To test the entire thing end-to-end, we recommend building the entire project and linking it to promptfoo:

npm run build
promptfoo view

Note that this will not update the web UI if you make further changes to the code. You have to run npm run build again.

Python Contributions

While promptfoo is primarily written in TypeScript, we support custom Python prompts, providers, asserts, and many examples in Python. We strive to keep our Python codebase simple and minimal, without external dependencies. Please adhere to these guidelines:

  • Use Python 3.9 or later
  • For linting and formatting, use ruff. Run ruff check --fix and ruff format before submitting changes
  • Follow the Google Python Style Guide
  • Use type hints to improve code readability and catch potential errors
  • Write unit tests for new Python functions using the built-in unittest module
  • When adding new Python dependencies to an example, update the relevant requirements.txt file

Documentation

If you're adding new features or changing existing ones, please update the relevant documentation. We use Docusaurus for our documentation. We strongly encourage examples and guides as well.

Database

promptfoo uses SQLite as its default database, managed through the Drizzle ORM. By default, the database is stored in /.promptfoo/. You can override this location by setting PROMPTFOO_CONFIG_DIR. The database schema is defined in src/database.ts and migrations are stored in drizzle.

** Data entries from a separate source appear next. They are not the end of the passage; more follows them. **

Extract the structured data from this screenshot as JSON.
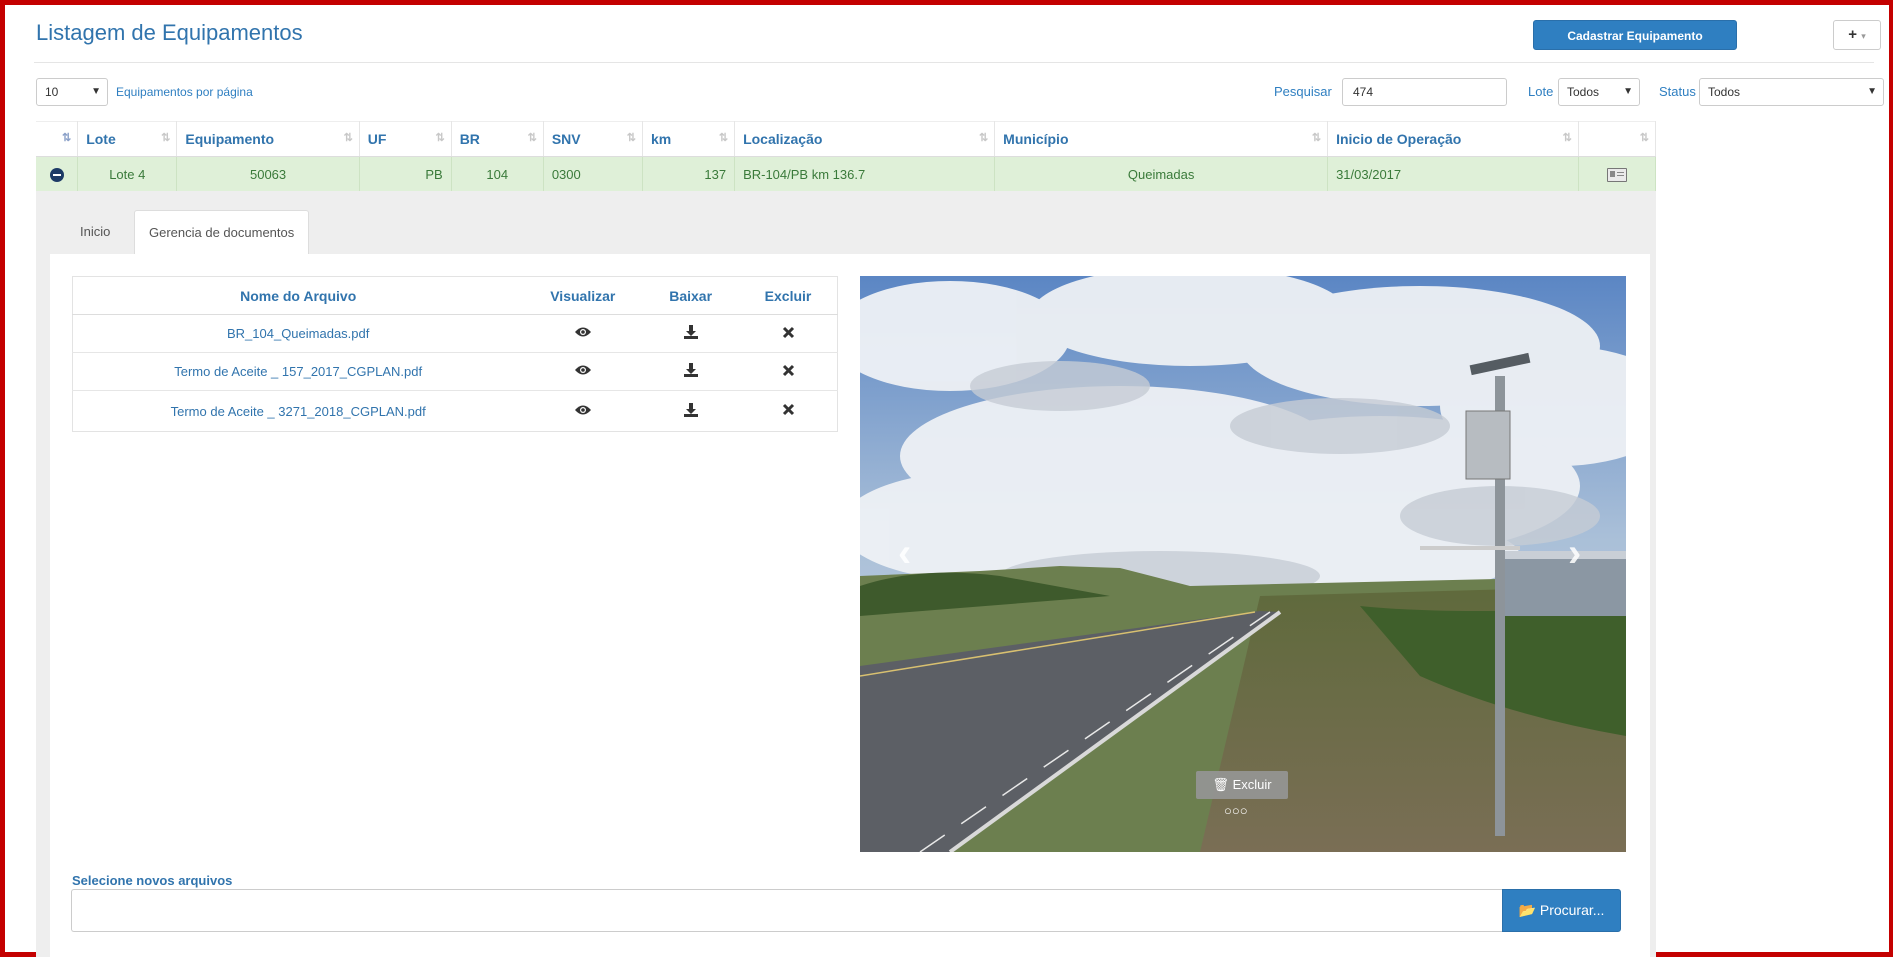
{
  "header": {
    "title": "Listagem de Equipamentos",
    "register_button": "Cadastrar Equipamento",
    "plus_button": "+",
    "plus_caret": "▾"
  },
  "controls": {
    "page_size": "10",
    "page_size_arrow": "▼",
    "page_size_label": "Equipamentos por página",
    "search_label": "Pesquisar",
    "search_value": "474",
    "lote_label": "Lote",
    "lote_value": "Todos",
    "status_label": "Status",
    "status_value": "Todos",
    "arrow": "▼"
  },
  "table": {
    "columns": [
      "Lote",
      "Equipamento",
      "UF",
      "BR",
      "SNV",
      "km",
      "Localização",
      "Município",
      "Inicio de Operação"
    ],
    "row": {
      "lote": "Lote 4",
      "equipamento": "50063",
      "uf": "PB",
      "br": "104",
      "snv": "0300",
      "km": "137",
      "localizacao": "BR-104/PB km 136.7",
      "municipio": "Queimadas",
      "inicio": "31/03/2017"
    }
  },
  "tabs": {
    "inicio": "Inicio",
    "docs": "Gerencia de documentos"
  },
  "documents": {
    "headers": {
      "name": "Nome do Arquivo",
      "view": "Visualizar",
      "download": "Baixar",
      "delete": "Excluir"
    },
    "files": [
      "BR_104_Queimadas.pdf",
      "Termo de Aceite _ 157_2017_CGPLAN.pdf",
      "Termo de Aceite _ 3271_2018_CGPLAN.pdf"
    ]
  },
  "carousel": {
    "delete_label": "Excluir",
    "dots": "○○○",
    "prev": "‹",
    "next": "›"
  },
  "upload": {
    "label": "Selecione novos arquivos",
    "button": "Procurar..."
  },
  "colors": {
    "accent": "#2f7fc1",
    "row_highlight": "#dff0d8",
    "frame": "#c40000"
  }
}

Note that the migrations are all generated and you should not access these files directly.

Main Tables

  • evals: Stores evaluation details including results and configuration.
  • prompts: Stores information about different prompts.
  • datasets: Stores dataset information and test configurations.
  • evalsToPrompts: Manages the relationship between evaluations and prompts.
  • evalsToDatasets: Manages the relationship between evaluations and datasets.

You can view the contents of each of these tables by running npx drizzle-kit studio, which will start a web server.

Adding a Migration

  1. Modify Schema: Make changes to your schema in src/database.ts.

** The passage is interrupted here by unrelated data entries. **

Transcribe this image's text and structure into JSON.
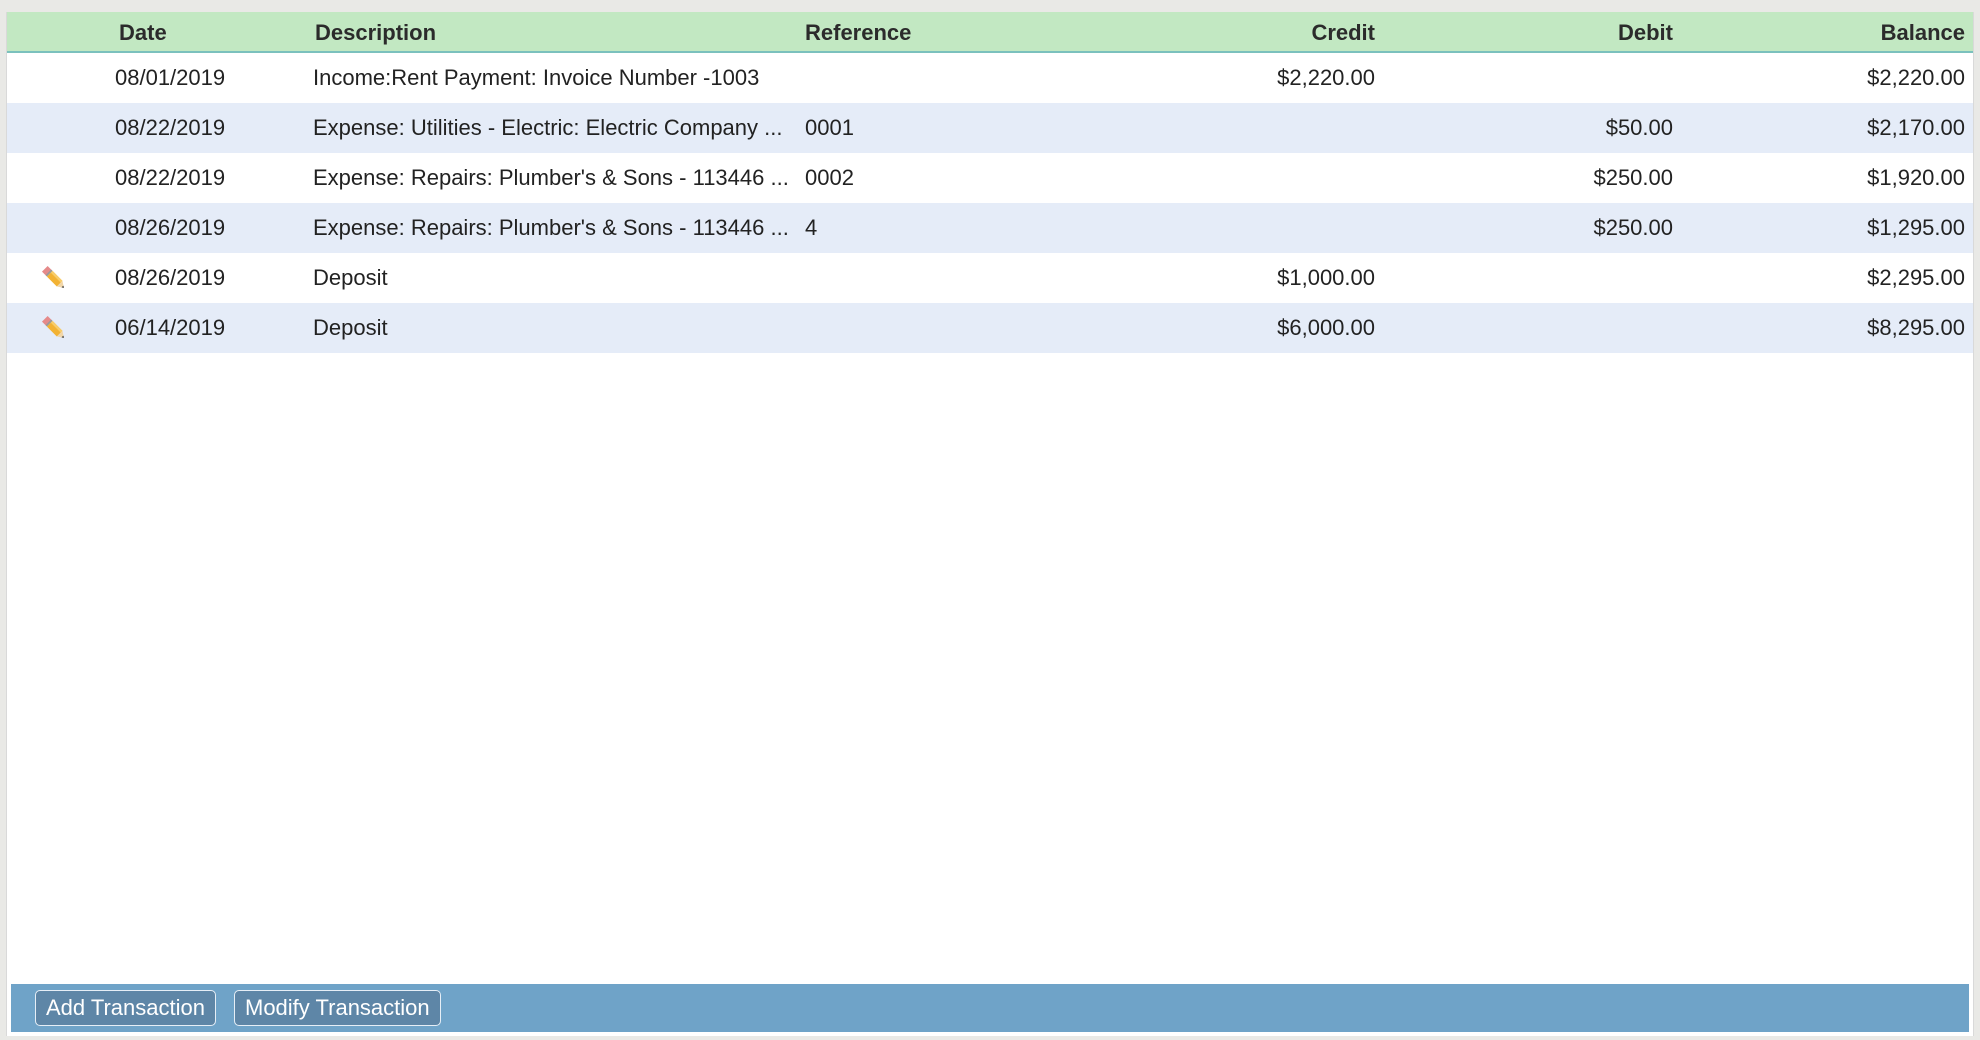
{
  "table": {
    "columns": {
      "date": "Date",
      "description": "Description",
      "reference": "Reference",
      "credit": "Credit",
      "debit": "Debit",
      "balance": "Balance"
    },
    "rows": [
      {
        "editable": false,
        "date": "08/01/2019",
        "description": "Income:Rent Payment: Invoice Number -1003",
        "reference": "",
        "credit": "$2,220.00",
        "debit": "",
        "balance": "$2,220.00"
      },
      {
        "editable": false,
        "date": "08/22/2019",
        "description": "Expense: Utilities - Electric: Electric Company  ...",
        "reference": "0001",
        "credit": "",
        "debit": "$50.00",
        "balance": "$2,170.00"
      },
      {
        "editable": false,
        "date": "08/22/2019",
        "description": "Expense: Repairs: Plumber's & Sons - 113446 ...",
        "reference": "0002",
        "credit": "",
        "debit": "$250.00",
        "balance": "$1,920.00"
      },
      {
        "editable": false,
        "date": "08/26/2019",
        "description": "Expense: Repairs: Plumber's & Sons - 113446 ...",
        "reference": "4",
        "credit": "",
        "debit": "$250.00",
        "balance": "$1,295.00"
      },
      {
        "editable": true,
        "date": "08/26/2019",
        "description": "Deposit",
        "reference": "",
        "credit": "$1,000.00",
        "debit": "",
        "balance": "$2,295.00"
      },
      {
        "editable": true,
        "date": "06/14/2019",
        "description": "Deposit",
        "reference": "",
        "credit": "$6,000.00",
        "debit": "",
        "balance": "$8,295.00"
      }
    ]
  },
  "toolbar": {
    "add_label": "Add Transaction",
    "modify_label": "Modify Transaction"
  },
  "colors": {
    "header_bg": "#c2e8c2",
    "alt_row_bg": "#e5ecf8",
    "toolbar_bg": "#6fa3c8"
  },
  "icons": {
    "edit": "pencil-icon"
  }
}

  2. Generate Migration: Run the command to create a new migration:

    npm run db:generate

    This command will create a new SQL file in the drizzle directory.

  3. Review Migration: Inspect the generated migration file to ensure it captures your intended changes.

  4. Apply Migration: Apply the migration with:

    npm run db:migrate

Release Steps

Note: releases are only issued by maintainers. If you need to to release a new version quickly please send a message on Discord.

As a maintainer, when you are ready to release a new version:

  1. Update the version in package.json.

  2. Run npm install.

  3. Add the updated files to Git:

    git add package.json package-lock.json
  4. Commit the changes:

    git commit -m "chore: Bump version to 0.X.Y"
  5. Push the changes to the main branch:

    git push origin main
  6. A version tag will be created automatically by a GitHub Action. After the version tag has been created, generate a new release based on the tagged version.

  7. A GitHub Action should automatically publish the package to npm. If it does not, please publish manually.

Getting Help

If you need help or have questions, you can:

Code of Conduct

We follow the Contributor Covenant Code of Conduct. Please read and adhere to it in all interactions within our community.